Earlier on the city’s first official cleanup day Sunday, officials announced they were scaling back access to Main Street due to rain being in the forecast. Anyone granted access was asked to keep volunteers down to 10 people maximum.
Last Sunday floodwaters swallowed up Main Street, leaving behind a wave of destruction and one person dead, just two years after a similar flooding in the historic city.
Very preliminary damage estimates for the recent Main Street flooding are at $10 million — which would be reserved just for infrastructure and not businesses, said Mark Miller, a Howard County spokesman.
Main Street residents and business owners were supposed to have the entire day Sunday in the restricted damage areas to begin the cleanup process but rainstorms cut the day short.
“We’re doing everything we can to give the people as much time as we can allow them down on Main Street, but we have to ensure their safety first,” said Miller.
He said they were not concerned about flash flooding with Sunday’s storms, but they were concerned about lightening and about possible areal flooding.
The rainstorms kept business owners like Kay and Jon Sandler, who own a title company called Lawyers Advantage Title Group, from getting back on their feet.
Kay Sandler said their future in unknown at this point.
“We through it was a great investment when we bought [the building] five years ago. It’s a beautiful building,” she said. “But this can’t keep from happening. We thought they had fixed the problem. So we had no idea that this could happen again.”
She said before this latest flood everything was nice again and the businesses owners were doing well after rebuilding from the July 2016 floods.
“It’s really sad and the street really had just really come back,” she said.
Sad stroll down Main Street in Ellicott City one week after the flash flooding. Very preliminary damage estimates for Main Street are at $10 million. That’s just for infrastructure and not businesses. @WTOP #ECFlood #ECSTRONG pic.twitter.com/cUExR1g7Ng
— Kathy Stewart (@KStewartWTOP) June 3, 2018
Many business owners she talked to seem to say they are not going to rebuild. Her husband Jon Sandler added, “There’s an emotional toll. It’s very hard to describe.”
Rob Denzer helped with the clean up on Sunday. He was in his third floor apartment on Main Street when the flood hit.

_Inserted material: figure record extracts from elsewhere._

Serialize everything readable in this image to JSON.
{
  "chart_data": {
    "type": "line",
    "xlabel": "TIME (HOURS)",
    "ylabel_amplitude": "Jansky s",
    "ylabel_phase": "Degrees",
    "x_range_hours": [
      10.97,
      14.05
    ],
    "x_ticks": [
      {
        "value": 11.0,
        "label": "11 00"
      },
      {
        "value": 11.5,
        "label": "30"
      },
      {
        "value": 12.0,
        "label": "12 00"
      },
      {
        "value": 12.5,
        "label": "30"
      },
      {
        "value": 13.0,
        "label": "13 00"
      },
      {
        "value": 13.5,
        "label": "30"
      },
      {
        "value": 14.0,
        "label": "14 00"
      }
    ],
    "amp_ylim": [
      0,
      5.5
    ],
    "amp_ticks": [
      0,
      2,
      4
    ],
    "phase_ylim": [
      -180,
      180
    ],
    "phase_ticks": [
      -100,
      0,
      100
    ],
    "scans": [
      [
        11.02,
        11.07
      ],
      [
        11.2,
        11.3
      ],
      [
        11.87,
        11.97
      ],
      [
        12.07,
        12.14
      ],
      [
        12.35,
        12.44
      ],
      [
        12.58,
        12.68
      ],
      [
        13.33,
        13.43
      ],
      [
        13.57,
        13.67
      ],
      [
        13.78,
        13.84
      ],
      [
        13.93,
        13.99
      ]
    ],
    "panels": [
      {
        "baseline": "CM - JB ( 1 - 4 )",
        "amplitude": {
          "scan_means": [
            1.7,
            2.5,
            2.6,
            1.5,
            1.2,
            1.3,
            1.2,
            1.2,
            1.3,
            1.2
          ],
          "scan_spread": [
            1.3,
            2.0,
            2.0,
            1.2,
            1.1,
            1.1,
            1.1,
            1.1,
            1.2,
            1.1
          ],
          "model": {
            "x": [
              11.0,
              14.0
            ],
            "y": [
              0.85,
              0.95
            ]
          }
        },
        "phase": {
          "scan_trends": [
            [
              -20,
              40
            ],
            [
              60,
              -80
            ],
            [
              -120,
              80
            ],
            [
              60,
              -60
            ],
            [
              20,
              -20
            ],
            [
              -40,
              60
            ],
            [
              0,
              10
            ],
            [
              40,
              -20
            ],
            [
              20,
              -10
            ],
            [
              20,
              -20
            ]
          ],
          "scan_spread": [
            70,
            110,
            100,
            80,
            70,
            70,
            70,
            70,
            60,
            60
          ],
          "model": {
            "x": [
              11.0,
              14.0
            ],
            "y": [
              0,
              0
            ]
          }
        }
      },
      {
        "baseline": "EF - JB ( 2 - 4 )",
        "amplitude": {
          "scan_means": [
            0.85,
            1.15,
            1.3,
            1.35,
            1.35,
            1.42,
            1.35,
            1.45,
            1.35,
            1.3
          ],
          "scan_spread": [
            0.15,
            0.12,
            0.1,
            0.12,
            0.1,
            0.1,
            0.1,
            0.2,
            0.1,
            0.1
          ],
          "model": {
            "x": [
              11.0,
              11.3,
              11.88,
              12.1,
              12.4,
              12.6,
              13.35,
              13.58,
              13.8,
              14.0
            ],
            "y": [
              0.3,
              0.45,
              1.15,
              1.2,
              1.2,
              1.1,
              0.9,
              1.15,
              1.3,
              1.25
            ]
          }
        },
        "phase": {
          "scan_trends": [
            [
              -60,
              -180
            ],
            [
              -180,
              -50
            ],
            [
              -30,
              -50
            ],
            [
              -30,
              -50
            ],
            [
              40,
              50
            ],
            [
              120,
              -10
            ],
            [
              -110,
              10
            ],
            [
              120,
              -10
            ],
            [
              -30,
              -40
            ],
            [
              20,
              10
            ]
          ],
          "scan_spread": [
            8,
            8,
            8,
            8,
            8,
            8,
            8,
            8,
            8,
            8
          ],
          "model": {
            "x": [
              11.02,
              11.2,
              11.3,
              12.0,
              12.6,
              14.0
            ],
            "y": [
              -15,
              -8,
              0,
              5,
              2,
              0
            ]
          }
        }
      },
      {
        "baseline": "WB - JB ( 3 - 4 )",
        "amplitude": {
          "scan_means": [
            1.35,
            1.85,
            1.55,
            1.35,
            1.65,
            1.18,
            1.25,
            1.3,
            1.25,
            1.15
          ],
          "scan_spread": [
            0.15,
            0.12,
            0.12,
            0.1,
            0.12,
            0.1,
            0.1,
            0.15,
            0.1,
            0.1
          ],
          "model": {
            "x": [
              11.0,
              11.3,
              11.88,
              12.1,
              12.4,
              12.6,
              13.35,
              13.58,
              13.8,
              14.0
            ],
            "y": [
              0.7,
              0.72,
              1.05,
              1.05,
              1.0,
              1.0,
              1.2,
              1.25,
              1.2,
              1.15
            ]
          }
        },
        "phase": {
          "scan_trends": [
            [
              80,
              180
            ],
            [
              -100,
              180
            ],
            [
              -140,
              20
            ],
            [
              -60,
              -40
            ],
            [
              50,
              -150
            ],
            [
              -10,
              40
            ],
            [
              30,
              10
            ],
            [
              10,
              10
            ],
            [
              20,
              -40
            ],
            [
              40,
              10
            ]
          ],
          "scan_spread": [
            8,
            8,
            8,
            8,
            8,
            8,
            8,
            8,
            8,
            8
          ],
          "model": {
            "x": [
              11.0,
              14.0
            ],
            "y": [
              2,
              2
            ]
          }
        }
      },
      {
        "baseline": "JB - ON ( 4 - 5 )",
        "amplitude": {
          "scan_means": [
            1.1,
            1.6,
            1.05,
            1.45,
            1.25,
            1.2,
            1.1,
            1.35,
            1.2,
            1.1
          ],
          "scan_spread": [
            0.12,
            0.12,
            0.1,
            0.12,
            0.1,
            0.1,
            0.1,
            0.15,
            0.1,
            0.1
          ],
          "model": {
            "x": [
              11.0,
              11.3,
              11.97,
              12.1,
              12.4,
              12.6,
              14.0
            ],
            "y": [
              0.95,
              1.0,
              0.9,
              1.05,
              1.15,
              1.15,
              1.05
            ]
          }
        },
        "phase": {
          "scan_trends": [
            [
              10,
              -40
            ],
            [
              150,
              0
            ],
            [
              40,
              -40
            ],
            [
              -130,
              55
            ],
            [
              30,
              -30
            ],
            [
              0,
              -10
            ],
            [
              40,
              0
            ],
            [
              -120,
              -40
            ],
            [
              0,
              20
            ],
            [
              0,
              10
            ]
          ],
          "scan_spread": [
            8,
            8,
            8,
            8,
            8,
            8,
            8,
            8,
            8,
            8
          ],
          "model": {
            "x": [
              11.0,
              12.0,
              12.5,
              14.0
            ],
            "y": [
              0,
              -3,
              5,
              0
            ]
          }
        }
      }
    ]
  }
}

“I couldn’t believe it was happening again. Nothing was going to stop it,” Denzer said.
Although he did not lose anything in the flood, it is still emotional since this is such a close community.
“The whole lower Main Street is like one big family,” Denzer said.
Denzer has only lived on Main Street for three years, but he has been through both floods. He is leaving Main Street since he is getting married in July and moving into a house.
He knows some of the business owners will not be rebuilding and said he doesn’t fault them for that.
“It’s hard after losing everything the first time and expecting it to never happen again, it’s unimaginable,” he said.
The owner of Bean Hollow, a coffee shop on Main Street, posted on Facebook that the store will not be rebuilding again on Main Street.
“I’d never forgive myself if anything happened to one of my staff as a result of a flood,” Owner Gretchen Shuey said.
Ever since the 2016 flood, Shuey has lived in constant fear and anxiety triggered by every rainfall and every radar image of a storm, she said. Several of her young employees were trapped in the coffee shop by the floodwaters in 2016. They all made it out safely, but she said will never get over that.
“The Bean Hollow 911 call from the flood of 2016 was described by the 911 operator as the worst of all the calls she took that night,” she said.
Bean Hollow might open up at a location in Catonsville.